Restons avec les nouvelles mais en passant en France avec Stéphane Dovert qui, à travers les 16 textes réunis dans Une Terre trop humaine « ni tout à fait même ni tout à fait une autre » pointe ce qui l’inquiète sur un monde régi par « une démographie galopante au service d’une espèce dominante ». Publié par Arkuiris, qui sort trop de recueils pour qu’on puisse vraiment les suivre, Dovert est accompagné par Andréa Deslacs, avec l’anthologie Clones et Chimères, ou 13 jeunes auteurs et autrices, auxquels s’est joint l’imputrescible Philip Caza qui écrit plus vite que son ombre, explore les différentes façons de transformer l’humain avec le secours de la biologie et de la génétique.

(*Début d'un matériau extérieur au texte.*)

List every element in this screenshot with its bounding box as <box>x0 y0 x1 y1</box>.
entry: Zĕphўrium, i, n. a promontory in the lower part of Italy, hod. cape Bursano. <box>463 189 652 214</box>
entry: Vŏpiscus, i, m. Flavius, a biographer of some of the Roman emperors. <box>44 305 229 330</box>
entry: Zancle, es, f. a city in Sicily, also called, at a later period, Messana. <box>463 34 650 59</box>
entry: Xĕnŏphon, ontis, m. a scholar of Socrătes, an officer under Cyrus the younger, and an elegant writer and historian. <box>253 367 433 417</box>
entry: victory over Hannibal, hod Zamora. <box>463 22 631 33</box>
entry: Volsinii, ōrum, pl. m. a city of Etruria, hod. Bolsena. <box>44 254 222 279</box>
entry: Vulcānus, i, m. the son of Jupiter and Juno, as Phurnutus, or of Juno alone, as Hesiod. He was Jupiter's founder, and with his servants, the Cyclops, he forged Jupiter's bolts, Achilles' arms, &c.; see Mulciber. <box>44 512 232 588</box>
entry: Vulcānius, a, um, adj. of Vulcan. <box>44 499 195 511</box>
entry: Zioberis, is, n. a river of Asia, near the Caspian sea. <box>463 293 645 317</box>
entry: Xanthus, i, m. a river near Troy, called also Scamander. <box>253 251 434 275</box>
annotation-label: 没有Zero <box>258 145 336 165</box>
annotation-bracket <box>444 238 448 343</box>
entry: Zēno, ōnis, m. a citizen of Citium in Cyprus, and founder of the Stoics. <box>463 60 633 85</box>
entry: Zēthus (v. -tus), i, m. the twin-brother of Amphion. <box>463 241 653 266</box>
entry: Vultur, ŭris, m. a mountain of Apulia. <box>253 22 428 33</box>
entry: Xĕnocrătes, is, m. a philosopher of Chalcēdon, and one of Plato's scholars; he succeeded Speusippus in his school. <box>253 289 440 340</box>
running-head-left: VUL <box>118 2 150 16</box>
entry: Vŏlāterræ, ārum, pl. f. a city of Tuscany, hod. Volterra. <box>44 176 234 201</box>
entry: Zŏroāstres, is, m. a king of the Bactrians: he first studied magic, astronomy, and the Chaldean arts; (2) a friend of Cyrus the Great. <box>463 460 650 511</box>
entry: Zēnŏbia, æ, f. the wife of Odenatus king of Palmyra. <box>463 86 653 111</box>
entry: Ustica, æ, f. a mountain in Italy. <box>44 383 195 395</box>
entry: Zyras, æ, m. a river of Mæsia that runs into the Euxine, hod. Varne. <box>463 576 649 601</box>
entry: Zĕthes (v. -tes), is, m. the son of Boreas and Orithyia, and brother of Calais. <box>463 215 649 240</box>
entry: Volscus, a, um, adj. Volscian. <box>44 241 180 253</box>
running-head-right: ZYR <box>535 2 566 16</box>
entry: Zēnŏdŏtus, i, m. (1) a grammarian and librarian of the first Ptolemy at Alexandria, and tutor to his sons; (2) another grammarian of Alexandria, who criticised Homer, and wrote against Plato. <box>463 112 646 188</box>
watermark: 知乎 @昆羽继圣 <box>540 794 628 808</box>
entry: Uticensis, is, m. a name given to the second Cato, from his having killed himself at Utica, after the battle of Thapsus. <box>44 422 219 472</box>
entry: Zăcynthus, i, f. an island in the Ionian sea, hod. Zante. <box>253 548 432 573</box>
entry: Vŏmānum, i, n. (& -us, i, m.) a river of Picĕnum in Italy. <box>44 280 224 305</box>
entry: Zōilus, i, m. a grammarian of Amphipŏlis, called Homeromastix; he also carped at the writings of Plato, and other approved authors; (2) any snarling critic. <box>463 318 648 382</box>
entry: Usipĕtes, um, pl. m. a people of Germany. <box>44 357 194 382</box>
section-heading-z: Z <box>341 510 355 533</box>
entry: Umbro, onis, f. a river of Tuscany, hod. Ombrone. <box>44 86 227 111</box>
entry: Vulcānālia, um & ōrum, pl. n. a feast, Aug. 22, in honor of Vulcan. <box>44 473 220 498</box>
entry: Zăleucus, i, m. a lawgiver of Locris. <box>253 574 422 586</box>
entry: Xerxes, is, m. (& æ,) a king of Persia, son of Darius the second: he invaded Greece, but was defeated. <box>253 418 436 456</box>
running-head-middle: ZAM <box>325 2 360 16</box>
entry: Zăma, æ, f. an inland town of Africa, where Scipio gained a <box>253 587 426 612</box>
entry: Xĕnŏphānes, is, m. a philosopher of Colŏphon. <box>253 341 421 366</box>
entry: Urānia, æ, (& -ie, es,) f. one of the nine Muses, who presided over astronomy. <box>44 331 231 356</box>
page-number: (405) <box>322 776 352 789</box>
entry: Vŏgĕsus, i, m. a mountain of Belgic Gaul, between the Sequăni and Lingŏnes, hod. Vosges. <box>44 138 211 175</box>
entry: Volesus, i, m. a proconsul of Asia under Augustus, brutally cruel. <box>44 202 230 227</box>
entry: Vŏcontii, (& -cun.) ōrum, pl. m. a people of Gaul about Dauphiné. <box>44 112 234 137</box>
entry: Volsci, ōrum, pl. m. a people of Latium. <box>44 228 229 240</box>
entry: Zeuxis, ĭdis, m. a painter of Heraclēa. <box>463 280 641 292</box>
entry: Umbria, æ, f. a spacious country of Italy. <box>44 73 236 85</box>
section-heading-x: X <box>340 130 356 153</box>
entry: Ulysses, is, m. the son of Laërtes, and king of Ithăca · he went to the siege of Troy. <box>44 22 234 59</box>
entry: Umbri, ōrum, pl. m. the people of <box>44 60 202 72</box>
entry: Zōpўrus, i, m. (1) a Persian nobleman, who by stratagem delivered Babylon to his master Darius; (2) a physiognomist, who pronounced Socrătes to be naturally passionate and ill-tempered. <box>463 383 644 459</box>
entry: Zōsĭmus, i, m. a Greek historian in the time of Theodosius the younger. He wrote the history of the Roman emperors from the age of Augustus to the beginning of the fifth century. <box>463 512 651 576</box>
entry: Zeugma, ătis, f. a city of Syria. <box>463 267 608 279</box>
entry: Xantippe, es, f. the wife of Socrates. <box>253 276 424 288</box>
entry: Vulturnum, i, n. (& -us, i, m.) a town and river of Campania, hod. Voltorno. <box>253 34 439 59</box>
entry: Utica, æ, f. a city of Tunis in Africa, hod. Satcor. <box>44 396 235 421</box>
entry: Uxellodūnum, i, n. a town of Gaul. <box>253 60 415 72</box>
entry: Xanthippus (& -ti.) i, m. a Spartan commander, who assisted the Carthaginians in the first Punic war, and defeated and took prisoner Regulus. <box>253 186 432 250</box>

Certains auteurs, en mal de publication, optent pour le « on n’est jamais si bien servi que par soi-même », ainsi de Judas Ménor qui, avec deux gros volumes à son nom, Songes et cauchemars (Premières perceptions, Secondes perceptions) nous entraîne dans un univers où il faut se méfier de ce qui se cache dans les bois. Beaucoup plus bref mais pas si loin du précédent, Du thé pour les vautours, signé Lucas Mommer, nous balade en six nouvelles entre le Château des embruns et les Montagnes embrasées, où se dénote son admiration pour Clark Ashton Smith (Éditions des Tourments).